Mike Pompeo et Kim Yong Chol, négociateurs en chef des deux pays ennemis, se sont entretenus mercredi lors d'un dîner d'une heure et demi puis à nouveau jeudi matin, durant deux heures et demi, dans un appartement au 39e étage d'un immeuble avec vue imprenable sur Manhattan. C'était leur troisième rencontre en quelques semaines, après les deux voyages du secrétaire d'Etat américain à Pyongyang au cours du printemps.
- De l'audace -
Mike Pompeo s'est montré confiant, et aussi élogieux à l'égard de Kim Jong Un, qu'il est à ce stade le plus haut responsable américain à avoir rencontré.
"Il faudra que le président Kim fasse preuve d'audace dans ses décisions si nous voulons saisir cette opportunité unique pour changer le monde", a-t-il lancé, avant d'ajouter: "le président Trump et moi pensons que le président Kim est le genre de dirigeant qui peut prendre ce type de décisions et dans les semaines et mois à venir nous aurons l'occasion de vérifier si c'est bien le cas".
Si l'administration Trump s'attend désormais à ce que la rencontre de Singapour ait lieu, elle veut pour cela que la "dénucléarisation" de la Corée du Nord soit "au coeur" des négociations, et que les Nord-Coréens disent "clairement ce qu'ils sont prêts à faire".
Washington n'est prêt à lâcher du lest sur les lourdes sanctions internationales imposées à Pyongyang qu'une fois que le processus de dénucléarisation, par nature complexe et long, sera achevé ou en tout cas très avancé. De leur côté, les Nord-Coréens voient leur arsenal comme l'assurance-vie de leur régime reclus et refusent tout désarmement unilatéral.
Mike Pompeo a expliqué vouloir "convaincre" le régime nord-coréen que "sa sécurité sera plus forte" s'il accepte d'abandonner la bombe atomique, et "qu'en fait la vraie menace pour sa sécurité est de poursuivre son programme d'armement nucléaire". "Nous avons beaucoup parlé de la marche à suivre", "de nos attentes" ainsi que "des leurs", a-t-il dit, mais "c'est un défi très très difficile" et "il reste encore beaucoup de travail".
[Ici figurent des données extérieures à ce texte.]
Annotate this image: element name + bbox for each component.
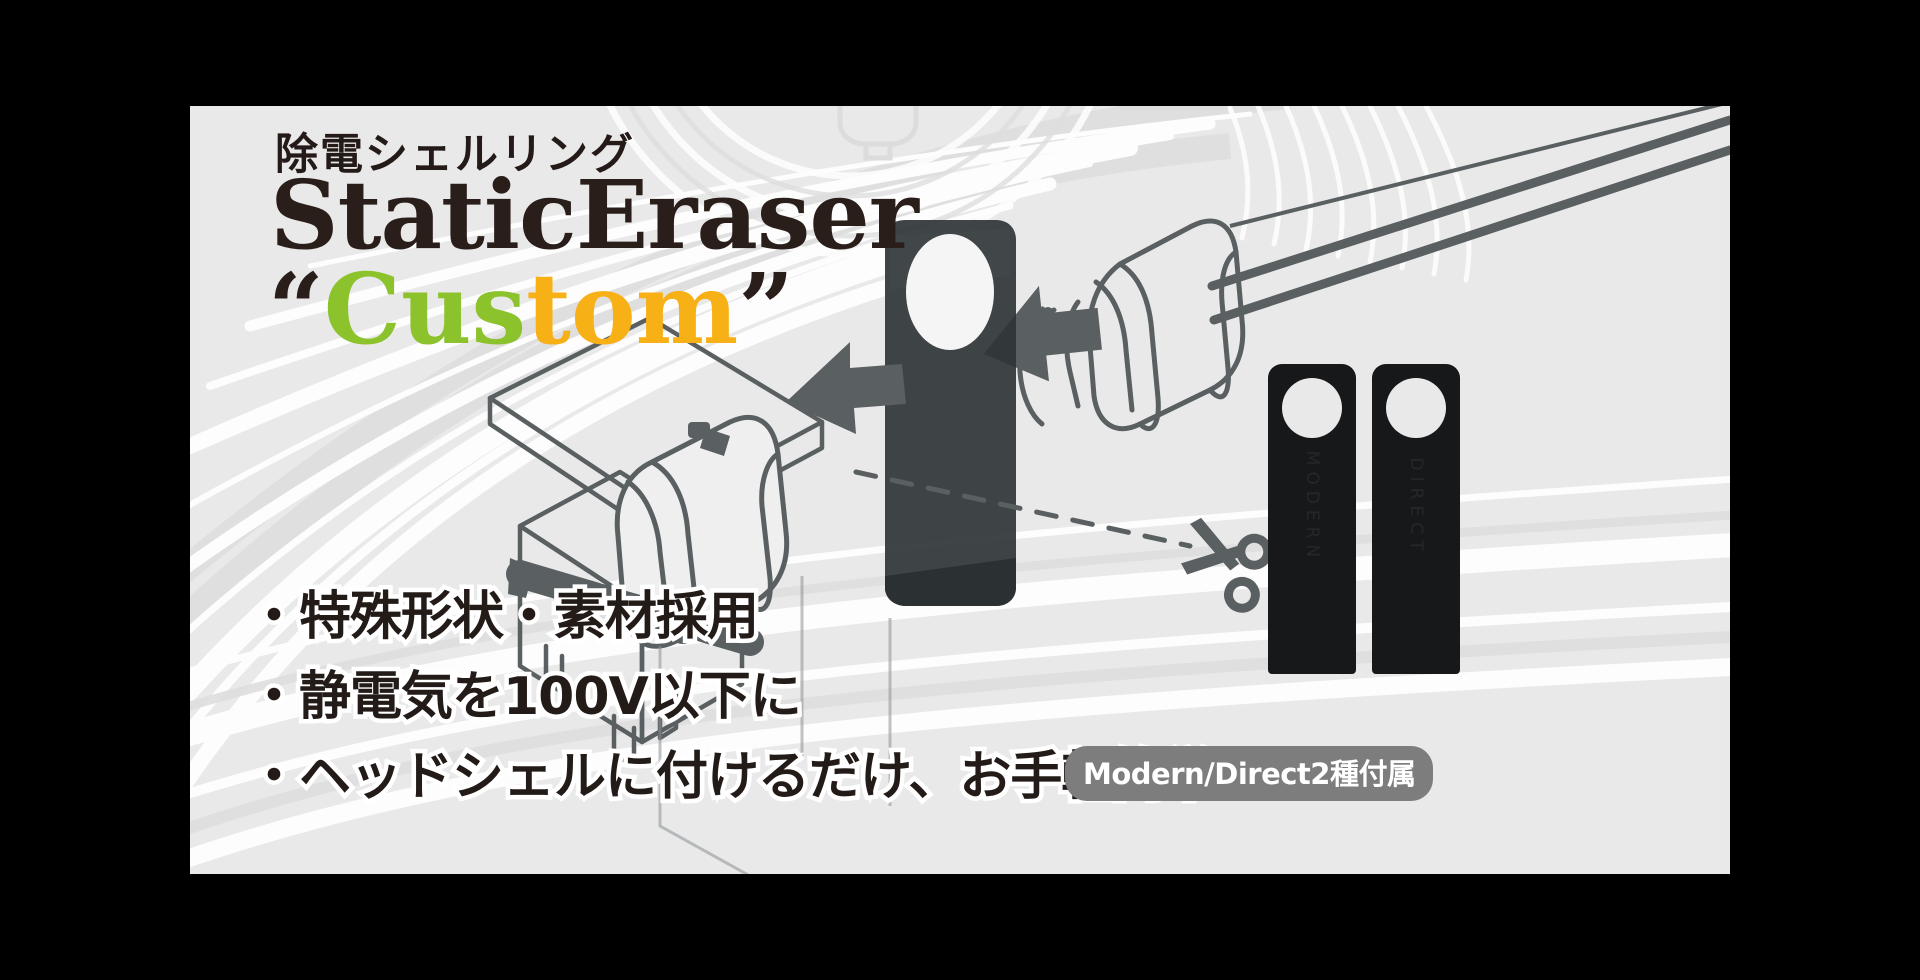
tag-emboss-label: DIRECT bbox=[1406, 457, 1426, 556]
feature-text: ・静電気を100V以下に bbox=[248, 666, 801, 728]
variant-text-green: Cus bbox=[324, 252, 526, 366]
static-eraser-sheet bbox=[885, 220, 1016, 606]
variant-title: “Custom” bbox=[268, 261, 794, 358]
scissors-icon bbox=[1171, 515, 1272, 611]
tag-hole bbox=[1386, 378, 1446, 438]
tonearm-wires bbox=[1230, 106, 1730, 226]
feature-text: ・特殊形状・素材採用 bbox=[248, 586, 758, 648]
page-title: StaticEraser bbox=[270, 168, 918, 263]
tag-emboss-label: MODERN bbox=[1302, 450, 1322, 562]
promo-banner-panel: MODERN DIRECT 除電シェルリング StaticEraser “Cus… bbox=[190, 106, 1730, 874]
status-badge: Modern/Direct2種付属 bbox=[1065, 746, 1433, 801]
tag-direct: DIRECT bbox=[1372, 364, 1460, 674]
tag-modern: MODERN bbox=[1268, 364, 1356, 674]
screenshot-canvas: MODERN DIRECT 除電シェルリング StaticEraser “Cus… bbox=[0, 0, 1920, 980]
variant-text-yellow: tom bbox=[526, 252, 738, 366]
quote-open-icon: “ bbox=[268, 252, 324, 366]
quote-close-icon: ” bbox=[738, 252, 794, 366]
tag-hole bbox=[1282, 378, 1342, 438]
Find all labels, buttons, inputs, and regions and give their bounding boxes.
"Le sommet envisagé est une chance historique" pour propulser les Etats-Unis et la Corée du Nord, qui n'ont pas de relations diplomatiques et échangeaient il y a encore six mois menaces nucléaires et invectives, "dans une nouvelle ère de paix, de prospérité et de sécurité", a-t-il encore plaidé. "Il serait tragique de gâcher cette opportunité."
Autre signe que les grandes manoeuvres diplomatiques vont bon train en amont de l'éventuel sommet, Moscou s'est immiscé dans le processus en proposant de recevoir Kim Jong Un en Russie.
A Pyongyang, Sergueï Lavrov a aussi adressé un message clair aux Américains. Il a exhorté toutes les parties à "éviter la tentation d'exiger +tout tout de suite+".